Odds are, the word either conjures up grossly negative images of shady dealings done by athletes and overly-muscular men trying to game the system and cheat their way to the top, or you have the polar opposite reaction and feel these compounds are misunderstood and misrepresented in the media, and, at the right time and place, they serve their purpose.
It seems, as we advance, many of us feel the need to improve upon what nature has given us, while others feel if it were meant to be, we would have been born with it.
The world of academia happens to parallel the athletic world in its own way, with many taking a strong stance on either side of the argument.
What argument might that be?
Whether or not the use of smart drugs, like nootropics, is ethical.
Termed “academic doping” by some (you can guess which side they support), this practice is basically the off-label use of smart drugs (which include prescription medication like Adderall and Ritalin for the sake of their argument) to improve cognitive ability.
Francis Fukuyama may have summarized the argument against the broader issue of performance enhancement best in his book Our Posthuman Future: Consequences of the Biotechnology Revolution. In it he says, “The original purpose of medicine is to heal the sick, not turn healthy people into gods,” pointing out that the increased use of such drugs could raise the standard of what is considered “normal” performance, causing a widening of the gap between those who have access to the medications and those who don’t.
Dr. Nora Volkow, director of the National Institute of Drug Abuse argues that greater availability of such drugs will lead to an increase in misuse and abuse , and her theory already appears to be coming true as prescription medication is only second to cannabis use amongst students .
On another side of the argument, because there are more than just pro and con but many grey areas of consideration, sits Dr. Ilina Singh, an academic at the London School of Economics and a lecturer in bioethics, specializing in “the psycho-social and ethical implications of new biomedical technologies for children and families” .

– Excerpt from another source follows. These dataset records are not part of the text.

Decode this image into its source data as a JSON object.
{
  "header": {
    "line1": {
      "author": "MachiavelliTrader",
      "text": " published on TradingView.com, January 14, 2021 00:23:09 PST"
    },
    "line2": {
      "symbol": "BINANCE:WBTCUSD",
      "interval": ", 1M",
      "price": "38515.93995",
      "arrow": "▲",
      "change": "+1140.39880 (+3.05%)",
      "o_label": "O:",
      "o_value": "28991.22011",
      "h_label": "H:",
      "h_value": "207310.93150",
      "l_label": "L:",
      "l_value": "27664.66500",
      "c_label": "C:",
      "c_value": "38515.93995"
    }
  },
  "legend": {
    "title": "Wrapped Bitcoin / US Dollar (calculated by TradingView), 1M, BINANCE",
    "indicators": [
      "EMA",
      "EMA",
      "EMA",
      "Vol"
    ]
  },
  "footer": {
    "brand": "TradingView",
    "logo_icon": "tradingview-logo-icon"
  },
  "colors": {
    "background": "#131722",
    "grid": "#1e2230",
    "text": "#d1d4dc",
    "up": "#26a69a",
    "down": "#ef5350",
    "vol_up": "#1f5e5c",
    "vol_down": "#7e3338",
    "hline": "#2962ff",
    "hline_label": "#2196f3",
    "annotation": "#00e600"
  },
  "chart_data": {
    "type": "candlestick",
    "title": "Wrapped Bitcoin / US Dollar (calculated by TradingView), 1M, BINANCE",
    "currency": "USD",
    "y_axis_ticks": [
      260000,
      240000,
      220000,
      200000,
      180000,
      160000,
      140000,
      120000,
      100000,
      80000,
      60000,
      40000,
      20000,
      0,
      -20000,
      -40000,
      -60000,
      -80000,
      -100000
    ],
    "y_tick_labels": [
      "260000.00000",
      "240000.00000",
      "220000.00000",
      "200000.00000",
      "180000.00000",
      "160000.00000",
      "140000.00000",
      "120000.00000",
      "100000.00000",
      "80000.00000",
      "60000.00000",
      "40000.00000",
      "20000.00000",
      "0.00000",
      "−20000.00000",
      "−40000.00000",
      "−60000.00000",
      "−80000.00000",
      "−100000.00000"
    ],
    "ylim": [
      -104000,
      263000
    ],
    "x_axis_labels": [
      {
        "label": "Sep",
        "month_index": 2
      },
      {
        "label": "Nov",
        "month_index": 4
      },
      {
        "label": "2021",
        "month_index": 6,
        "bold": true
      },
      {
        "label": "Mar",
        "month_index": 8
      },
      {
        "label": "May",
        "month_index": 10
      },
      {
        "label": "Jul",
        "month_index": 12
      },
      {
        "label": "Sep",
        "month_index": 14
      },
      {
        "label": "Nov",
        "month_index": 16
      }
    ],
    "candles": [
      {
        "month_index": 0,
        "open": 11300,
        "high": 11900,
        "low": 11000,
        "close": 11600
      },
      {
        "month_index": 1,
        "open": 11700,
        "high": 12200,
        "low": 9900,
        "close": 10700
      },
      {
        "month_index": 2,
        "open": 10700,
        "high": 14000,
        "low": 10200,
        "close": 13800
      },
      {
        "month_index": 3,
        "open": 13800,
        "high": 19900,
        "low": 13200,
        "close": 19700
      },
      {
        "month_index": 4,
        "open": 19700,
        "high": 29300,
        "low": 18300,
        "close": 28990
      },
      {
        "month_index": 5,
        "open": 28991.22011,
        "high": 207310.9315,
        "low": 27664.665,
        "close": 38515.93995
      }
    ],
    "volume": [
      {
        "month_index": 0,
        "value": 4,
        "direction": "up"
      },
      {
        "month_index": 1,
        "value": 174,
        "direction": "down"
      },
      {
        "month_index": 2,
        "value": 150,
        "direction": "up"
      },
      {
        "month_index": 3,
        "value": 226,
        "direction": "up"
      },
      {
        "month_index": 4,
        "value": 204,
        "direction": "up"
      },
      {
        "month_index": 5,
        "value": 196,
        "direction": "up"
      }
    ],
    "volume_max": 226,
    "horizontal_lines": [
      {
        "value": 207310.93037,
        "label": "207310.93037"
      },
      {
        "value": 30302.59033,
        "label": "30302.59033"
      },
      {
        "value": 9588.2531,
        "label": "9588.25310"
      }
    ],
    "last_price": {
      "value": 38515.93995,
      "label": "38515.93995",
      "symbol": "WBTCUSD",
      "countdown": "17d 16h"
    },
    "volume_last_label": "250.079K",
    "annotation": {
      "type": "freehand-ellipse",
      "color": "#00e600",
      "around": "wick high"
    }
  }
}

She argues that because neuroenhancement is likely to become a common social practice, drugs that meet a set of rigorous parameters to ensure minimum risk and maximum benefit should be made accessible to young people (with their parent’s approval) so that they may improve themselves and their performance.
Still, her argument largely relies on the premise that nootropics will simply “become the norm” and not whether their use is ethical or not, and a lot of it may sound like “they’re going to do it anyway”, but she and her co-author, Kelly J Kelleher, believe that “from an ethical perspective” these drugs are not much different than using caffeine, tutors, brain exercises, or from parents trying to increase their child’s intelligence in the womb by introducing them to classical music.
As opposed to an athlete already at the top of their game trying to get to the next level, nootropics (like piracetam and not prescription medication like Adderall) are more like vitamins being taken to replace a deficiency in certain areas . Adderall and its fellow pharmaceuticals, however, are more like steroids taking performance to an unnatural level, but, other than safety concerns,  what makes one more moral than the other does? How is either “cheating”?
Coffee is used by millions every day to increase wakefulness and alertness in people—how is that different than nootropics? In fact, caffeine itself is often classed as a nootropic.
At what point does effectiveness become “too much” and who is to decide where that line is? And what about those people that actually need to be at the top of their mental game like pilots and surgeons who literally have the lives of others in their hands?
Of course, there is no definitive answer to this question. More competition is not necessarily a bad thing, and actually forces us to be better , and the “academic dopers” of today might just be the doctors and chemists of tomorrow that finally figure out the perfect formula for a healthy and perfectly functioning brain.
I think Dr. Anjan Chatterjee, an associate professor of neurology at the University of Pennsylvania, said it best in a paper that foresaw this debate, by comparing the history of cosmetic surgery—originally seen as a vain and unnatural thing—to the current trajectory of cosmetic neurology, as he likes to call it.
“We worship at the altar of progress, and to the demigod of choice. Both are very strong undercurrents in the culture and the way this is likely to be framed is: ‘…We want people performing at the max, and if that means using these medicines, then great…’ I’m not taking that position, but we have this winner-take-all culture and that is the way it is likely to go…Is this enhancement, or a matter of removing the cloud over our better selves?”